Text on screen: Can you share PIMCO’s views on the impact of recent bank failures?

Chang: Bank failures, wider elevated volatility in bank stocks, rising cost of capital, and ongoing potential for deposit flight from more fragile small and midsize U.S. banks, all suggest that credit conditions may significantly tighten, particularly in the U.S.

Text on screen:

PIMCO’s views on the recent bank failures

  • Significant credit tightening more likely – raising the risk of a sooner, deeper recession.
  • However, good reasons to believe this is not a repeat of the Global Financial Crisis.
  • Central banks likely need to do less heavy lifting to get the same result: tighter financial conditions.

These events will likely lead to an earlier recession, in the case of the U.S., and act as yet another headwind that could very well pull Europe into recession as well. We think the risk of a deeper recession has gone up, since banks – even large, so-called national champion banks – may retrench and shift their operations to a more conservative approach.

Still, there are good reasons to believe that this is not 2008. Households still have excess savings, aggregate corporate debt-to-GDP ratios appear manageable, and so far bank losses have mostly resulted from rising interest rates, not from risky lending or credit defaults. The largest U.S. systemically important banks remain financially sound and have been the beneficiary of deposit outflows at smaller banks. Improved valuations and greater certainty in the capital structure reinforces our bias for senior debt over subordinated bank issues.

All of this means central banks likely need to do less heavy lifting to get to the same result: tighter financial conditions – which slow down credit growth, demand, and eventually inflation. Wages, and in turn services inflation, are likely to moderate more slowly and will feature in how the Fed assesses the trade-off between financial stability and inflation risks.

Text on screen: What is PIMCO’s view on the implications of our outlook for Asia?

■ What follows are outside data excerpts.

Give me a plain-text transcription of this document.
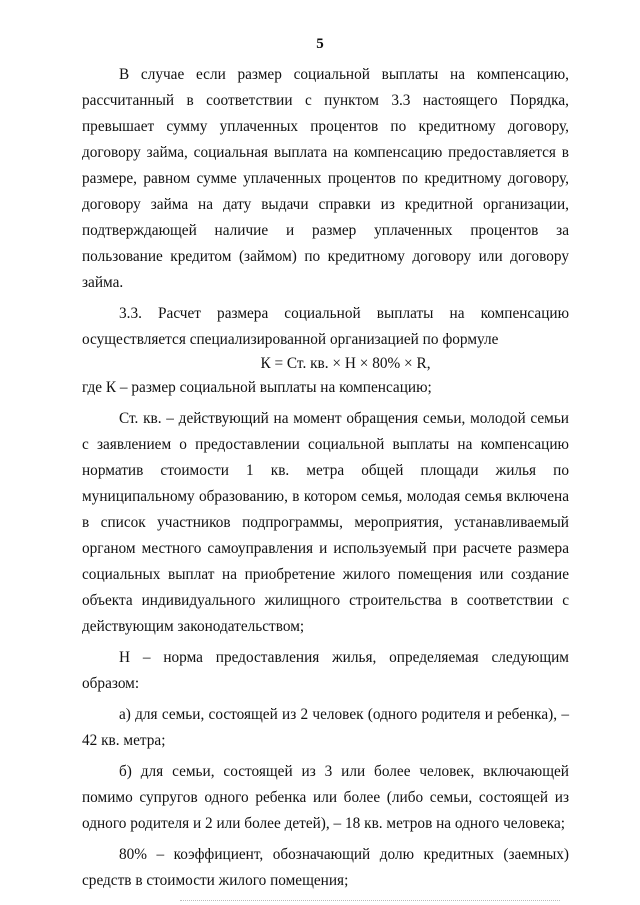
5

В случае если размер социальной выплаты на компенсацию, рассчитанный в соответствии с пунктом 3.3 настоящего Порядка, превышает сумму уплаченных процентов по кредитному договору, договору займа, социальная выплата на компенсацию предоставляется в размере, равном сумме уплаченных процентов по кредитному договору, договору займа на дату выдачи справки из кредитной организации, подтверждающей наличие и размер уплаченных процентов за пользование кредитом (займом) по кредитному договору или договору займа.

3.3. Расчет размера социальной выплаты на компенсацию осуществляется специализированной организацией по формуле

К = Ст. кв. × Н × 80% × R,

где К – размер социальной выплаты на компенсацию;

Ст. кв. – действующий на момент обращения семьи, молодой семьи с заявлением о предоставлении социальной выплаты на компенсацию норматив стоимости 1 кв. метра общей площади жилья по муниципальному образованию, в котором семья, молодая семья включена в список участников подпрограммы, мероприятия, устанавливаемый органом местного самоуправления и используемый при расчете размера социальных выплат на приобретение жилого помещения или создание объекта индивидуального жилищного строительства в соответствии с действующим законодательством;

Н – норма предоставления жилья, определяемая следующим образом:

а) для семьи, состоящей из 2 человек (одного родителя и ребенка), – 42 кв. метра;

б) для семьи, состоящей из 3 или более человек, включающей помимо супругов одного ребенка или более (либо семьи, состоящей из одного родителя и 2 или более детей), – 18 кв. метров на одного человека;

80% – коэффициент, обозначающий долю кредитных (заемных) средств в стоимости жилого помещения;
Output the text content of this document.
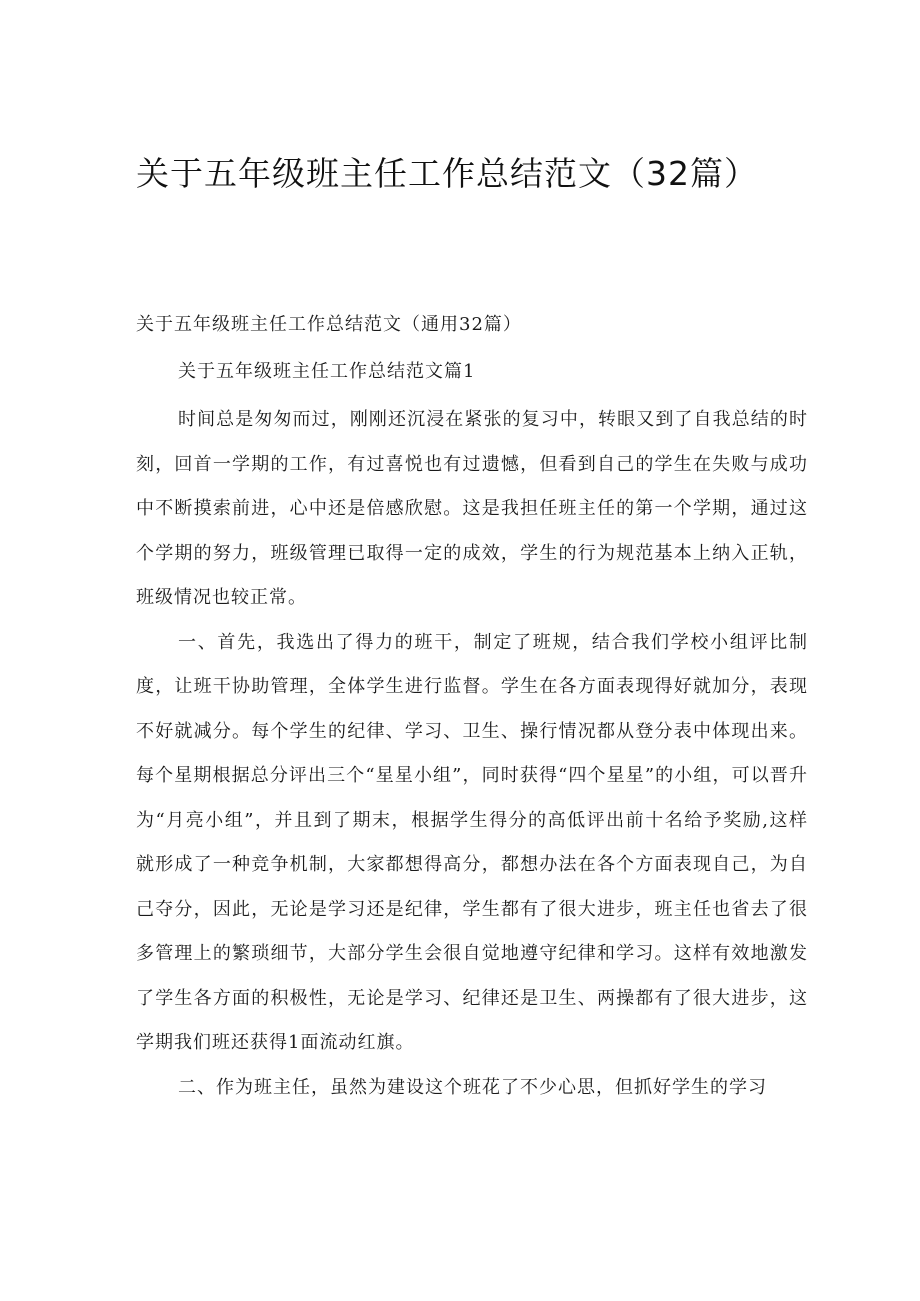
关于五年级班主任工作总结范文（32篇）

关于五年级班主任工作总结范文（通用32篇）

关于五年级班主任工作总结范文篇1

时间总是匆匆而过，刚刚还沉浸在紧张的复习中，转眼又到了自我总结的时刻，回首一学期的工作，有过喜悦也有过遗憾，但看到自己的学生在失败与成功中不断摸索前进，心中还是倍感欣慰。这是我担任班主任的第一个学期，通过这个学期的努力，班级管理已取得一定的成效，学生的行为规范基本上纳入正轨，班级情况也较正常。

一、首先，我选出了得力的班干，制定了班规，结合我们学校小组评比制度，让班干协助管理，全体学生进行监督。学生在各方面表现得好就加分，表现不好就减分。每个学生的纪律、学习、卫生、操行情况都从登分表中体现出来。每个星期根据总分评出三个“星星小组”，同时获得“四个星星”的小组，可以晋升为“月亮小组”，并且到了期末，根据学生得分的高低评出前十名给予奖励,这样就形成了一种竞争机制，大家都想得高分，都想办法在各个方面表现自己，为自己夺分，因此，无论是学习还是纪律，学生都有了很大进步，班主任也省去了很多管理上的繁琐细节，大部分学生会很自觉地遵守纪律和学习。这样有效地激发了学生各方面的积极性，无论是学习、纪律还是卫生、两操都有了很大进步，这学期我们班还获得1面流动红旗。

二、作为班主任，虽然为建设这个班花了不少心思，但抓好学生的学习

Chang: With China’s faster reopening, and the smaller extent of tightening that has taken place across many Asian economies, we see fewer macro headwinds for the region on a relative basis. In fact, recent credit events in U.S. and European banks may lead to a less hawkish stance by the Fed, such that Asia central banks can act according to their respective economic circumstances.

Text on screen:

The implications for PIMCO’s Asia outlook

  • Recent credit events may lead to a less hawkish Fed, which would allow Asia central banks to act with greater autonomy.
  • Issuers in Asia may be able to take advantage of the access to onshore lending.

The Asia banking system overall should be in good shape, reflecting a tight regulatory framework, with strong capitalization and less reliance on wholesale funding.

While global credit sentiment may have weakened from recent events, issuers in Asia may be able to take advantage of the access to onshore lending where liquidity conditions remain sufficient, notably in India and Indonesia.

We see an earlier-than-expected economic recovery in China, and the extent of the upside will depend on the rebound of consumer confidence and deployment of excess savings. Growth support will be driven more by consumption than property or infrastructure investment, following on from the sectoral rotation from 2022.

We see pockets of opportunity in select Asia financials, and in corporate credit across investment grade and high yield, while noting that market volatility will likely remain elevated.